Panzer-Teststrecke von Krauss-Maffei Wegmann
an der Ludwigsfelder Straße in Allach

Ein Wisent auf Testfahrt auf der Versuchsstrecke von Krauss-Maffei Wegmann in Allach.

(Foto: KMW/oh)

Die Debatte um die Panzer-Teststrecke von Krauss-Maffei Wegmann wird bis mindestens 16. Dezember im Internet fortgeführt

Von Anita Naujokat, Allach/Untermenzing

Die Debatte um die immissionsschutzrechtliche Genehmigung der Panzer-Teststrecke von Krauss-Maffei Wegmann (KMW) wird jetzt im Netz fortgeführt.
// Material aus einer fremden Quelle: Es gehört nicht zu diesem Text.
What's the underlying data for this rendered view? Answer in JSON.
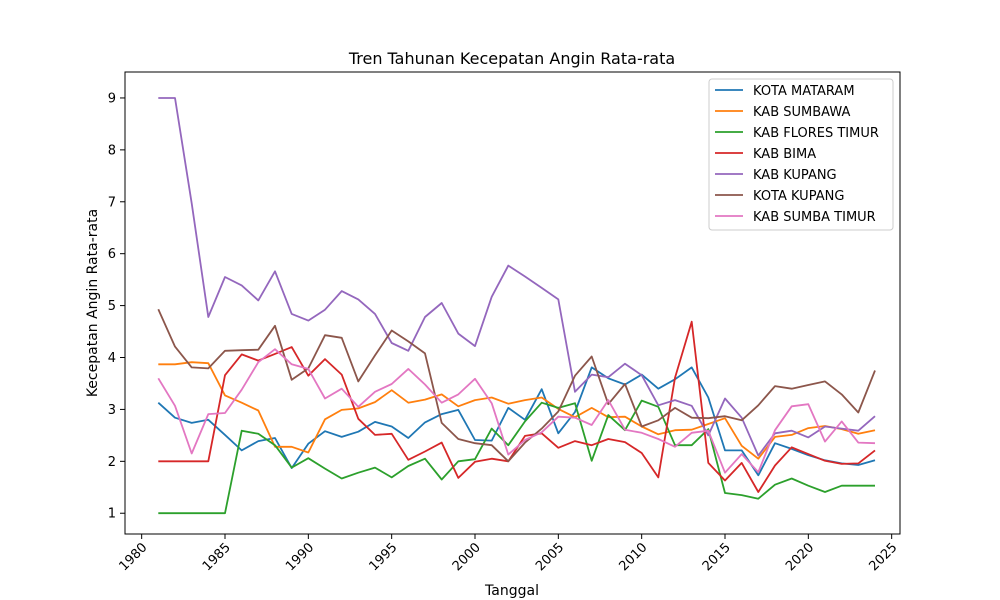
{
  "chart_data": {
    "type": "line",
    "title": "Tren Tahunan Kecepatan Angin Rata-rata",
    "xlabel": "Tanggal",
    "ylabel": "Kecepatan Angin Rata-rata",
    "xlim": [
      1979,
      2025.5
    ],
    "ylim": [
      0.6,
      9.5
    ],
    "xticks": [
      1980,
      1985,
      1990,
      1995,
      2000,
      2005,
      2010,
      2015,
      2020,
      2025
    ],
    "yticks": [
      1,
      2,
      3,
      4,
      5,
      6,
      7,
      8,
      9
    ],
    "grid": false,
    "legend_position": "top-right",
    "x": [
      1981,
      1982,
      1983,
      1984,
      1985,
      1986,
      1987,
      1988,
      1989,
      1990,
      1991,
      1992,
      1993,
      1994,
      1995,
      1996,
      1997,
      1998,
      1999,
      2000,
      2001,
      2002,
      2003,
      2004,
      2005,
      2006,
      2007,
      2008,
      2009,
      2010,
      2011,
      2012,
      2013,
      2014,
      2015,
      2016,
      2017,
      2018,
      2019,
      2020,
      2021,
      2022,
      2023,
      2024
    ],
    "series": [
      {
        "name": "KOTA MATARAM",
        "color": "#1f77b4",
        "values": [
          3.13,
          2.84,
          2.74,
          2.8,
          2.51,
          2.21,
          2.39,
          2.45,
          1.87,
          2.34,
          2.58,
          2.47,
          2.57,
          2.76,
          2.67,
          2.45,
          2.75,
          2.91,
          2.99,
          2.41,
          2.4,
          3.03,
          2.8,
          3.39,
          2.54,
          2.95,
          3.81,
          3.6,
          3.48,
          3.67,
          3.4,
          3.58,
          3.81,
          3.23,
          2.21,
          2.21,
          1.73,
          2.35,
          2.24,
          2.12,
          2.02,
          1.96,
          1.93,
          2.02
        ]
      },
      {
        "name": "KAB SUMBAWA",
        "color": "#ff7f0e",
        "values": [
          3.87,
          3.87,
          3.91,
          3.89,
          3.27,
          3.13,
          2.98,
          2.28,
          2.28,
          2.17,
          2.81,
          2.99,
          3.02,
          3.14,
          3.37,
          3.13,
          3.19,
          3.29,
          3.06,
          3.18,
          3.23,
          3.11,
          3.18,
          3.23,
          3.01,
          2.85,
          3.03,
          2.85,
          2.86,
          2.67,
          2.52,
          2.6,
          2.61,
          2.72,
          2.83,
          2.3,
          2.05,
          2.47,
          2.51,
          2.64,
          2.68,
          2.62,
          2.53,
          2.6
        ]
      },
      {
        "name": "KAB FLORES TIMUR",
        "color": "#2ca02c",
        "values": [
          1.0,
          1.0,
          1.0,
          1.0,
          1.0,
          2.59,
          2.53,
          2.31,
          1.88,
          2.06,
          1.86,
          1.67,
          1.78,
          1.88,
          1.69,
          1.91,
          2.05,
          1.65,
          2.0,
          2.04,
          2.63,
          2.31,
          2.77,
          3.13,
          3.03,
          3.12,
          2.01,
          2.89,
          2.6,
          3.17,
          3.05,
          2.31,
          2.31,
          2.62,
          1.39,
          1.35,
          1.28,
          1.55,
          1.67,
          1.53,
          1.41,
          1.53,
          1.53,
          1.53
        ]
      },
      {
        "name": "KAB BIMA",
        "color": "#d62728",
        "values": [
          2.0,
          2.0,
          2.0,
          2.0,
          3.66,
          4.06,
          3.94,
          4.07,
          4.2,
          3.65,
          3.97,
          3.67,
          2.82,
          2.51,
          2.53,
          2.03,
          2.19,
          2.36,
          1.68,
          1.99,
          2.05,
          2.0,
          2.49,
          2.54,
          2.26,
          2.39,
          2.31,
          2.43,
          2.37,
          2.16,
          1.69,
          3.61,
          4.69,
          1.97,
          1.63,
          1.97,
          1.41,
          1.92,
          2.27,
          2.14,
          2.01,
          1.95,
          1.96,
          2.21
        ]
      },
      {
        "name": "KAB KUPANG",
        "color": "#9467bd",
        "values": [
          9.0,
          9.0,
          6.97,
          4.78,
          5.55,
          5.39,
          5.1,
          5.66,
          4.84,
          4.71,
          4.92,
          5.28,
          5.12,
          4.84,
          4.28,
          4.13,
          4.78,
          5.05,
          4.46,
          4.22,
          5.17,
          5.77,
          5.56,
          5.34,
          5.12,
          3.34,
          3.67,
          3.62,
          3.88,
          3.66,
          3.08,
          3.18,
          3.07,
          2.5,
          3.21,
          2.84,
          2.11,
          2.54,
          2.59,
          2.46,
          2.67,
          2.63,
          2.59,
          2.87
        ]
      },
      {
        "name": "KOTA KUPANG",
        "color": "#8c564b",
        "values": [
          4.93,
          4.21,
          3.81,
          3.79,
          4.13,
          4.14,
          4.15,
          4.61,
          3.57,
          3.79,
          4.43,
          4.38,
          3.54,
          4.04,
          4.52,
          4.31,
          4.08,
          2.74,
          2.43,
          2.35,
          2.31,
          2.0,
          2.36,
          2.63,
          2.96,
          3.65,
          4.02,
          3.1,
          3.49,
          2.67,
          2.79,
          3.03,
          2.84,
          2.83,
          2.87,
          2.79,
          3.08,
          3.45,
          3.4,
          3.47,
          3.54,
          3.29,
          2.94,
          3.75
        ]
      },
      {
        "name": "KAB SUMBA TIMUR",
        "color": "#e377c2",
        "values": [
          3.6,
          3.07,
          2.15,
          2.91,
          2.93,
          3.38,
          3.91,
          4.16,
          3.87,
          3.78,
          3.21,
          3.4,
          3.05,
          3.34,
          3.49,
          3.78,
          3.48,
          3.13,
          3.29,
          3.59,
          3.12,
          2.13,
          2.41,
          2.56,
          2.86,
          2.84,
          2.7,
          3.18,
          2.61,
          2.55,
          2.43,
          2.28,
          2.55,
          2.59,
          1.78,
          2.14,
          1.79,
          2.6,
          3.06,
          3.1,
          2.38,
          2.77,
          2.36,
          2.35
        ]
      }
    ]
  }
}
Am Donnerstag hat das federführende Referat für Gesundheit und Umwelt (RGU) eine Online-Konsultation gestartet, die sich bis mindestens 16. Dezember hinziehen wird. Sie ersetzt den eigentlichen Erörterungstermin, der ebenfalls am Donnerstag hätte stattfinden sollen. Möglich macht dies das von Bundestag und Bundesrat erlassene Plansicherstellungsgesetz. Die im Mai verabschiedete Sonderregelung soll gewährleisten, dass Planungs- und Genehmigungsverfahren während der Corona-Pandemie über digitale Öffentlichkeitsbeteiligungen fortgesetzt werden können, wenn sie anders nicht möglich sind.

Gegenstand sind 28 Einwendungen, die Bürgerinnen und Bürger bis zum Ablauf der Frist Anfang August gegen das Vorhaben eingereicht haben. Beteiligt sind sie, Vertreter des Rüstungskonzerns, das RGU, Fachbehörden der Landeshauptstadt München sowie das Bayerische Landesamt für Umwelt. Alle Seiten haben die Möglichkeit, in einen mehrstufigen Dialog und Prozess zu treten.

Die Einwender können bis 30. November Fragen an die Antragstellerin Krauss-Maffei Wegmann stellen, an die Gutachter und Fachbehörden, auf Stellungnahmen antworten oder ihr Anliegen noch einmal erläutern. Die so Befragten setzen sich in gewissen, vom RGU festgesetzten Fristen mit den Reaktionen der Einwender auseinander und antworten darauf. Das dauert in mehreren Abfolgen bis Ende November. Für die Bürger endet diese Möglichkeit am 30. November. Gutachter, KMW und Behördenvertreter haben dann noch einmal zehn Tage Zeit, auf die Einlassungen zu reagieren, die Einwender fünf Tage, um deren Erwiderungen zu lesen. Mittlerweile haben sich auch Mitglieder des örtlichen Bezirksausschusses auf die Plattform geschaltet.

Voraussichtlich am 16. Dezember endet dann die Erörterung mit einer Stellungnahme des RGU und Informationen über das weitere Vorgehen. Sollte die Behörde allerdings festgestellt haben, dass Fragen noch nicht geklärt sind, kann sie ein weiteres Mal Stellungnahmen von Fachbehörden, KMW oder von Gutachtern einholen. Das Ende der Online-Konsultation verschiebt sich dann entsprechend um die benötigte Zeit. Und das alles erfolgt schriftlich.

Anlieger führen vor allem Beeinträchtigungen durch Lärm und Abgase für sich und die Umwelt an, bis hin zur Forderung, die Panzer-Teststrecke an der Ludwigsfelder Straße ganz aus dem Stadtviertel zu verbannen.